U.S. Attorney General Eric Holder listens to a question as he testifies before the Senate Judiciary Committee on Capitol Hill in Washington June 12, 2012. REUTERS/Jonathan Ernst

(Reuters) – The Obama administration on Wednesday defied the Republican-led U.S. House of Representatives, invoking a claim of executive privilege as it refused to turn over some documents related to a Mexican gun-running operation.

U.S. Attorney General Eric Holder listens to a question as he testifies before the Senate Judiciary Committee on Capitol Hill in Washington June 12, 2012. REUTERS/Jonathan Ernst

The move prompted the House Oversight and Government Operations Committee to go ahead with plans to vote on charging U.S. Attorney General Eric Holder with contempt of Congress.

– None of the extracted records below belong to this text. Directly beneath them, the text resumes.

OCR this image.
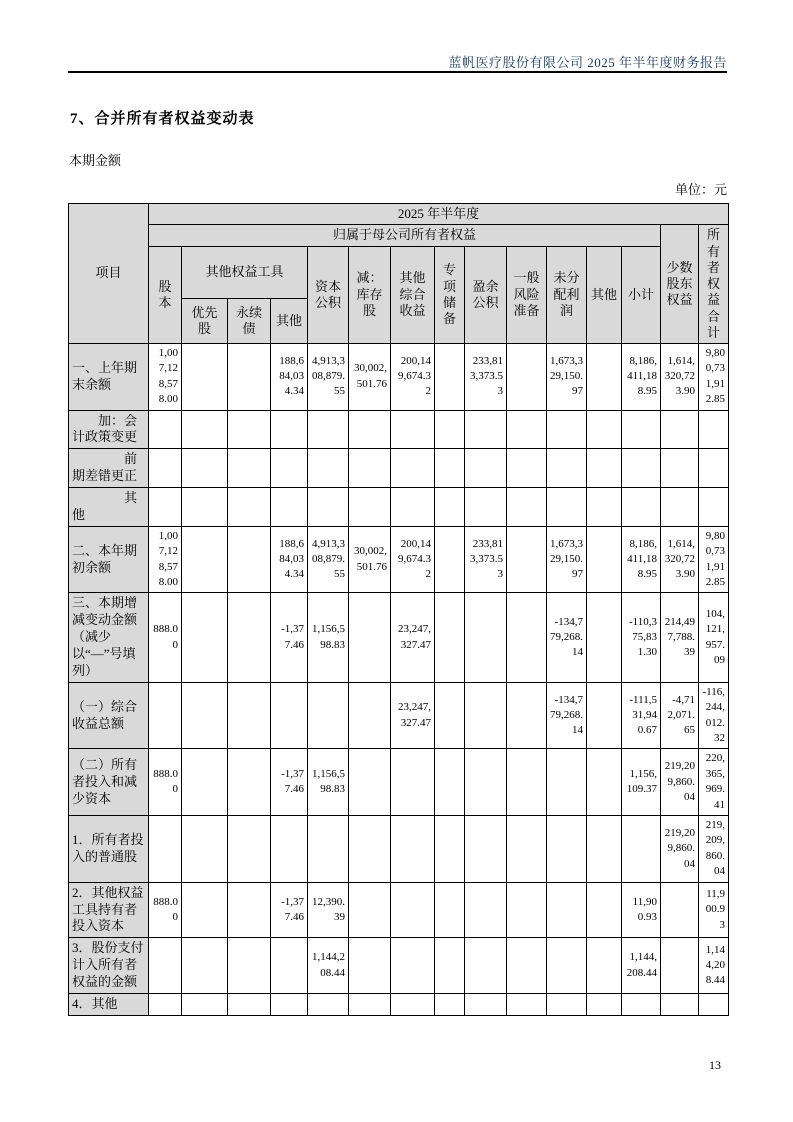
蓝帆医疗股份有限公司 2025 年半年度财务报告
7、合并所有者权益变动表
本期金额
单位：元
项目	2025 年半年度														
	归属于母公司所有者权益													少数股东权益	所有者权益合计
	股本	其他权益工具			资本公积	减：库存股	其他综合收益	专项储备	盈余公积	一般风险准备	未分配利润	其他	小计		
		优先股	永续债	其他											
一、上年期末余额	1,007,128,578.00			188,684,034.34	4,913,308,879.55	30,002,501.76	200,149,674.32		233,813,373.53		1,673,329,150.97		8,186,411,188.95	1,614,320,723.90	9,800,731,912.85
　　加：会计政策变更															
　　　　前期差错更正															
　　　　其他															
二、本年期初余额	1,007,128,578.00			188,684,034.34	4,913,308,879.55	30,002,501.76	200,149,674.32		233,813,373.53		1,673,329,150.97		8,186,411,188.95	1,614,320,723.90	9,800,731,912.85
三、本期增减变动金额（减少以“—”号填列）	888.00			-1,377.46	1,156,598.83		23,247,327.47				-134,779,268.14		-110,375,831.30	214,497,788.39	104,121,957.09
（一）综合收益总额							23,247,327.47				-134,779,268.14		-111,531,940.67	-4,712,071.65	-116,244,012.32
（二）所有者投入和减少资本	888.00			-1,377.46	1,156,598.83								1,156,109.37	219,209,860.04	220,365,969.41
1．所有者投入的普通股														219,209,860.04	219,209,860.04
2．其他权益工具持有者投入资本	888.00			-1,377.46	12,390.39								11,900.93		11,900.93
3．股份支付计入所有者权益的金额					1,144,208.44								1,144,208.44		1,144,208.44
4．其他															
13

The exchange set up yet another constitutional confrontation – the Supreme Court battle over health care and immigration being the others – between Republicans and the White House.

The “Fast and Furious” operation was meant to help federal law enforcement agents follow the flow of guns from Arizona into Mexico, where they were thought to fall into the hands of violent Mexican drug cartels.

But U.S. agents lost track of many of those weapons, which later were involved in crimes, including the shooting death of U.S. Border Patrol agent Brian Terry. Fast and Furious ran from late 2009 until early 2011.

Word of the botched operation prompted Congress to investigate the Obama administration’s handling of it.

Historically, Congress has had considerable difficulty enforcing contempt citations and has ultimately relied on negotiated settlements following protracted litigation to get the information it has sought.

The Democratic president and congressional Republicans have battled since January, 2011, over everything from budget and tax policy to healthcare, immigration and keeping basic government services running.

Tensions between President Barack Obama and Republicans in Congress are expected to only worsen as the November 6 presidential and congressional elections come closer.

More broadly, the dispute is one of dozens over the past half century between the Congress and the White House, pitting Congress’s investigative authority against the president’s privilege to protect internal communications. An administration official noted that President George W. Bush asserted executive privilege six times while President Bill Clinton asserted it 14 times to protect documents.

Many of the struggles have wound up in the federal courts. Others have led to negotiated agreements.

‘ALL SHOW’

One of the problems Congress faces in these situations is the unwillingness of the Department of Justice to let its prosecutors enforce contempt citations against the executive branch, forcing Congress itself to bring suit in the courts on its own.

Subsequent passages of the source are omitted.